During the Project, change orders were executed extending the final completion date. Following completion, Link Electric sued Wilburn claiming damages as a result of the delays. Wilburn filed a third-party complaint against KNBA, alleging KNBA caused the delays by failing to properly prepare plans and specifications. KNBA moved for and was granted summary judgment based on the trial court’s reasoning that because there was no privity of contract between KNBA and Wilburn, Wilburn’s claim for negligent misrepresentation was barred by the economic loss doctrine.
KNBA argued even if the claim for negligent misrepresentation was viable, Wilburn’s claim was premised purely on economic loss and should be barred by the economic loss doctrine. Under Kentucky law, the economic loss doctrine prevents the commercial purchaser of a product from suing in tort to recover for economic losses arising from the malfunction of the product itself. The doctrine was created by the judiciary in order to prevent the commercial purchaser of a product from suing in tort to recover for economic losses which must be recovered, if at all, pursuant to contract law. KNBA noted the Kentucky Court of Appeals, in an unpublished opinion, had extended the economic loss doctrine to the realm of construction litigation.
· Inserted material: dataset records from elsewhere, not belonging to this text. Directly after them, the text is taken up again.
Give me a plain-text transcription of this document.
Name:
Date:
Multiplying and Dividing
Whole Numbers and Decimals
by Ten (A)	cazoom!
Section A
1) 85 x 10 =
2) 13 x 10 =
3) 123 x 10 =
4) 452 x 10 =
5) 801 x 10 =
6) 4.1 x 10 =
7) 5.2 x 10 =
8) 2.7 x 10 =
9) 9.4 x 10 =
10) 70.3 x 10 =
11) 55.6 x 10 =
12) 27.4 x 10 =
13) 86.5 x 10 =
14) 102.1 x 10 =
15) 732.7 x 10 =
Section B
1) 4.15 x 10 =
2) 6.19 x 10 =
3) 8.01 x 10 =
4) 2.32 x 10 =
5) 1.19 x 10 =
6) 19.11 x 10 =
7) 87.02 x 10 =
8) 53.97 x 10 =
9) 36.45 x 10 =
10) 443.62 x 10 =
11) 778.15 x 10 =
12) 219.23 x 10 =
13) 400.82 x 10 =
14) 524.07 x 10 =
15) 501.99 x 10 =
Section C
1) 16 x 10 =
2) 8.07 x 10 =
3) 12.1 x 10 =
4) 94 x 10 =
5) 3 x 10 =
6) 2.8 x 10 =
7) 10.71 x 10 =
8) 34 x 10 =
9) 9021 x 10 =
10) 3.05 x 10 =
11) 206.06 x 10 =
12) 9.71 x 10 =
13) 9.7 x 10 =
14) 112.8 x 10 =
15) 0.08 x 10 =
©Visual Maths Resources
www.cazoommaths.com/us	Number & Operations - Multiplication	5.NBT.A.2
The Appeals Court disagreed, noting although it was doubtful the Kentucky Supreme Court had in fact extended the economic loss doctrine beyond product liability cases, the issue did not need to be resolved because the economic loss doctrine would not apply to a negligent misrepresentation claim. The Court reasoned the very purpose of a negligent misrepresentation claim was to compensate purely economic losses where there is no contractual remedy available and there is a breach of duty under Section 552 of the Restatement (Second) of Torts.
The Court’s decision in D.W. Wilburn, Inc. v. K. Norman Berry Associates, Architects, PLLC demonstrates the ongoing trend to eliminate privity of contract as a requisite for recovery of economic loss in construction cases where negligent misrepresentation is alleged. A Kentucky design professional should be aware that a claim for negligent misrepresentation may be made against him or her in Kentucky by a general contractor or subcontractor, even where there is no contractual privity.